De regering van Guyana slaagde erin drie Canadese mijnbouwmaatschappijen te overtuigen in uitgestrekte gebieden in het westen en het noordwesten van het land naar goud beginnen te zoeken. Sacre-Coeur Minerals Inc., Strata Gold en Guyana Goldfields Inc. hebben nu al honderden mensen in dienst voor die projecten, en dat aantal zal nog sterk stijgen al de eigenlijke mijnbouw van start gaat.

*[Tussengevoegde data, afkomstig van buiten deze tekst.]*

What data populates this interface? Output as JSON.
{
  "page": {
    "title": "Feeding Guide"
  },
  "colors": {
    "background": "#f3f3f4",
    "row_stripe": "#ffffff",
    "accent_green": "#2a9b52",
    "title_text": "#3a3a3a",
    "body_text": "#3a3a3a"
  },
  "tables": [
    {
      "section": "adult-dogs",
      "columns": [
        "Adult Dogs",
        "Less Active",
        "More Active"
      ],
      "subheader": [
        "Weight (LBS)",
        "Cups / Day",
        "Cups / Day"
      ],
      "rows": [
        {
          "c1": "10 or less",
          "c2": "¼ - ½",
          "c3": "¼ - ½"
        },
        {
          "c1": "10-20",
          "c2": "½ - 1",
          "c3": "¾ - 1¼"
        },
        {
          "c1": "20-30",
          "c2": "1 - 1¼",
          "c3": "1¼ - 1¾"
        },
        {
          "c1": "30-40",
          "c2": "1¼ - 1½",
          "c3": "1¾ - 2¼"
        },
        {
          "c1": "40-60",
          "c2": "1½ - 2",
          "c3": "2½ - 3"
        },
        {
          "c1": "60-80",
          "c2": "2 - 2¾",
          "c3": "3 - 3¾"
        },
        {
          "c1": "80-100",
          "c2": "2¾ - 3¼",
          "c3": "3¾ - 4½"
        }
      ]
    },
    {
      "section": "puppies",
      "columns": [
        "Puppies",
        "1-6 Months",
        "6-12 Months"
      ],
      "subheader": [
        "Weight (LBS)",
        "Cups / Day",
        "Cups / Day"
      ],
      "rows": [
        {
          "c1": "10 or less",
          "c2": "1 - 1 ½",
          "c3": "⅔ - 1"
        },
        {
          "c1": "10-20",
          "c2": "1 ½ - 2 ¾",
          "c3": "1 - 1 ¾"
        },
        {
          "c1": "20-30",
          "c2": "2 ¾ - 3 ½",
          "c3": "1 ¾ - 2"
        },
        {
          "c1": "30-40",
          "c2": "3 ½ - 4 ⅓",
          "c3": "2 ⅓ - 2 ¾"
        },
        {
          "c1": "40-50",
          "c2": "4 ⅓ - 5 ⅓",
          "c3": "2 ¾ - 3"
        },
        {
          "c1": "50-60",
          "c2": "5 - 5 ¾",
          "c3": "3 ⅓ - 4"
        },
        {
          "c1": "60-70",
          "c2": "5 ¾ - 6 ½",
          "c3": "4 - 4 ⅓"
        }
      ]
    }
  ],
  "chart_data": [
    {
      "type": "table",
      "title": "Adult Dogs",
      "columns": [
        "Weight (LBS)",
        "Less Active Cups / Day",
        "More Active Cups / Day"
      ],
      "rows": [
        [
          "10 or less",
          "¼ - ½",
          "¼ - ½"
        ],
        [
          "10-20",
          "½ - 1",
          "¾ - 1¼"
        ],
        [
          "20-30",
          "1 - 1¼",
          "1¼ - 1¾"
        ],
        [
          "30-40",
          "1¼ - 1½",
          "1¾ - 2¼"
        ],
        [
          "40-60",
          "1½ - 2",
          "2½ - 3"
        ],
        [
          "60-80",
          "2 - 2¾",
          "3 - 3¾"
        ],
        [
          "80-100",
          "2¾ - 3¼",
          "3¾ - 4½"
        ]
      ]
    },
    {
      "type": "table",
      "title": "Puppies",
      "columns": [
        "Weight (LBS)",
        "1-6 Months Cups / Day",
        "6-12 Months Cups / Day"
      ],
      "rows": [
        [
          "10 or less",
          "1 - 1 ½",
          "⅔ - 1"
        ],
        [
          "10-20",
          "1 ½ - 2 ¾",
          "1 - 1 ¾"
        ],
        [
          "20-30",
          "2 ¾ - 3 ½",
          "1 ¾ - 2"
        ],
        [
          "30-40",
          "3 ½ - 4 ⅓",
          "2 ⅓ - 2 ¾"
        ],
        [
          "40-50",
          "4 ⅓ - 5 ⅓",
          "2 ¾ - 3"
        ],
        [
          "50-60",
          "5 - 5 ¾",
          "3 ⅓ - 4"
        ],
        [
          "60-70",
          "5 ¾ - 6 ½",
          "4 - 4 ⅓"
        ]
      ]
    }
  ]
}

Waarschijnlijk zal dat nog wel minstens twee jaar op zich laten wachten. Maar dan zullen de drie ondernemingen naar schatting 15 miljoen euro investeren in hun nieuwe mijnen. Elk van de mijnen kan minstens 30 ton goud opleveren, denkt Robson Benn, het hoofd van de Nationale Commissie voor Geologie en Mijnbouw. De Wereldbank heeft er blijkbaar ook vertrouwen in. De instelling stelde onlangs 4,7 miljoen dollar ter beschikking voor het project van Guyana Goldfields.
Buurland Suriname is evengoed in de greep van de nieuwe goudkoorts. Cambior nam er bijna twee jaar geleden de Gross Rosebel-mijn in gebruik, en boekte vorig jaar al een recordwinst van 20,2 miljoen dollar (15,7 miljoen euro). Een ons goud bovenhalen in Rosebel kost Cambio 208 dollar - per ons blijft er dus een winst over van bijna 500 dollar.
In beide landen draaien ook de kleine en middelgrote goudmijnen op volle toeren. In Guyana zorgen die bedrijven ervoor dat de totale goudproductie dit jaar waarschijnlijk op 5,7 ton zal uitkomen, 1 ton meer dan vorig jaar en 1,8 ton meer dan in 2004.
Maar de goudkoorts heeft ook schaduwkanten. De voorbije jaren stierven in Guyana vier kleinschalige goudzoekers door aardverschuivingen in de open putten die ze zelf graven. Grotere ondernemingen zetten zwaar materieel in, waarmee ze kleine rivieren omleiden en de plantengroei en het dierenleven rond de mijnen verstoren.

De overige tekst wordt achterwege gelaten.